Les factures et confirmations de commande soumises (annexes 1 à 7) concernent, entre autres, la vente de substances diététiques à usage médical 'URACTIVE'. Bien que le nombre total d’unités de produits vendus, tel qu’indiqué dans les factures et les confirmations de commande, ne soit pas particulièrement élevé, l’appréciation de l’usage sérieux doit tenir compte du fait que les coûts des articles concernés ne sont pas faibles, ainsi que de leur nature spécialisée. En outre, les factures ne sont pas datées consécutivement, il peut donc en être déduit qu’elles ne représentent qu’un échantillon et non le total des ventes de produits sous la marque. Il s’ensuit que l’usage de la marque n’a pas besoin d’être quantitativement significatif pour être considéré comme sérieux. Il est également vrai que l’exigence relative à l’étendue de l’usage ne signifie pas que le demandeur doive soumettre une copie de toutes les factures émises pendant toutes les années pertinentes ou révéler l’intégralité du volume des ventes. Il suffit de soumettre des preuves qui démontrent que le seuil minimum pour la constatation d’un usage sérieux a été franchi (11/05/2006, C 416/04 P, Vitafruit, EU:C:2006:310, § 72). Les factures et confirmations de commande fournissent certainement à la division d’annulation des informations suffisantes concernant le volume commercial, l’étendue territoriale, la durée et la fréquence de l’usage, démontrant ainsi que le demandeur a sérieusement tenté d’acquérir une position commerciale sur le marché pertinent et excluant toute possibilité d’usage symbolique ou sporadique de la marque.

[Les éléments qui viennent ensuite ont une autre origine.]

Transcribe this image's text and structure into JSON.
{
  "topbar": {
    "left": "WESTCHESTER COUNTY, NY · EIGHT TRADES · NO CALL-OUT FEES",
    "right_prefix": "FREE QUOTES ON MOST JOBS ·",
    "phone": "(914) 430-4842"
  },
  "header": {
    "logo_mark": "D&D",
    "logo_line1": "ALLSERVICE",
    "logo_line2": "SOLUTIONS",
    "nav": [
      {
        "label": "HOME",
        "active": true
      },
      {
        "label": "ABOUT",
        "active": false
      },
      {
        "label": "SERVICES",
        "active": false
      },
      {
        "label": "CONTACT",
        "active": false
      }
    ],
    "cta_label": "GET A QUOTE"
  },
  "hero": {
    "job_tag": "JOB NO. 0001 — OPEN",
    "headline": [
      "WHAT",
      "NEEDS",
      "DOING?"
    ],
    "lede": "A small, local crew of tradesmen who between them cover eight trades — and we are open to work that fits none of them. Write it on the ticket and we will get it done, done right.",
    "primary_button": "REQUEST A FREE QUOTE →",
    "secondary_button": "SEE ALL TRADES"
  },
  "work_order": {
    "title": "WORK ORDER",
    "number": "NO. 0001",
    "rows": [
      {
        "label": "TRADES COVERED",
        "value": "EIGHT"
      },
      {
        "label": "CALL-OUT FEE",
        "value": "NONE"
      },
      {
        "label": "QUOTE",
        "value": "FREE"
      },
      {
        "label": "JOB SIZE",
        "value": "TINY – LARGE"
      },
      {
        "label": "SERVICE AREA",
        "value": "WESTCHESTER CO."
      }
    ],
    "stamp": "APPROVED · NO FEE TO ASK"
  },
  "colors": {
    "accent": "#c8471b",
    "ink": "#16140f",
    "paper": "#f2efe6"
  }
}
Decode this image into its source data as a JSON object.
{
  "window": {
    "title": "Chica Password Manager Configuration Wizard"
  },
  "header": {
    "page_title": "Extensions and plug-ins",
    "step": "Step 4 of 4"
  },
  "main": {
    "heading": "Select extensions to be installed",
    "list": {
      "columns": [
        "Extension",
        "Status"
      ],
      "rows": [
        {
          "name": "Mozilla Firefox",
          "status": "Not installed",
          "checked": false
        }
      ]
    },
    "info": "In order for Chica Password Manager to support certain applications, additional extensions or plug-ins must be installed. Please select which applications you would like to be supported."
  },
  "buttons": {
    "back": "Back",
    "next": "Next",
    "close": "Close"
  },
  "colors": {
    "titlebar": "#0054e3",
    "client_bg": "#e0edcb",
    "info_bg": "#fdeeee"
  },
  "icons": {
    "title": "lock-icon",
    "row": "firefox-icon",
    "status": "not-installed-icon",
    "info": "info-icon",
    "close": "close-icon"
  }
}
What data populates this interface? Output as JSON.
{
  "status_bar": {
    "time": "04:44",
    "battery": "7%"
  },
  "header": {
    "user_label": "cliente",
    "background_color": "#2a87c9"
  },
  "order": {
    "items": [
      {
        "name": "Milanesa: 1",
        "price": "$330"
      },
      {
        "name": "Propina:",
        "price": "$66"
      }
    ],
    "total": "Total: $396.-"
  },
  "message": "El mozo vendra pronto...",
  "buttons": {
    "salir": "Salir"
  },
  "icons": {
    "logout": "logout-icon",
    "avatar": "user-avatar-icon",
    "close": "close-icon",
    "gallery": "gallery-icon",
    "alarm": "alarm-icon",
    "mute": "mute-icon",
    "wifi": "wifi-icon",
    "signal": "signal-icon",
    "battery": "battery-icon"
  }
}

Par conséquent, la division d’annulation considère que le demandeur a fourni des indications suffisantes concernant l’étendue de l’usage de la marque antérieure.
Dans le contexte de l’article 10, paragraphe 3, de l’EUTMDR, l’expression 'nature de l’usage’ comprend la preuve de l’usage du signe en tant que marque conformément à sa fonction, de l’usage de la marque telle qu’enregistrée, ou d’une variation de celle-ci conformément à l’article 18, paragraphe 1, deuxième alinéa, point a), du RMUE, et de son usage pour les produits et services pour lesquels elle est enregistrée.
Conformément à l’article 18, paragraphe 1, deuxième alinéa, point a), du RMUE, constitue également un usage au sens du paragraphe 1: l’usage de la marque de l’Union européenne sous une forme qui diffère par des éléments qui n’altèrent pas le caractère distinctif de la marque dans la forme sous laquelle elle a été enregistrée, que la marque sous la forme utilisée soit ou non également enregistrée au nom du titulaire. Lors de l’examen de l’usage d’un enregistrement antérieur aux fins de l’article 47, paragraphes 2 et 3, du RMUE, l’article 18 peut être appliqué par analogie pour évaluer si l’usage du signe constitue ou non un usage sérieux de la marque antérieure en ce qui concerne sa nature.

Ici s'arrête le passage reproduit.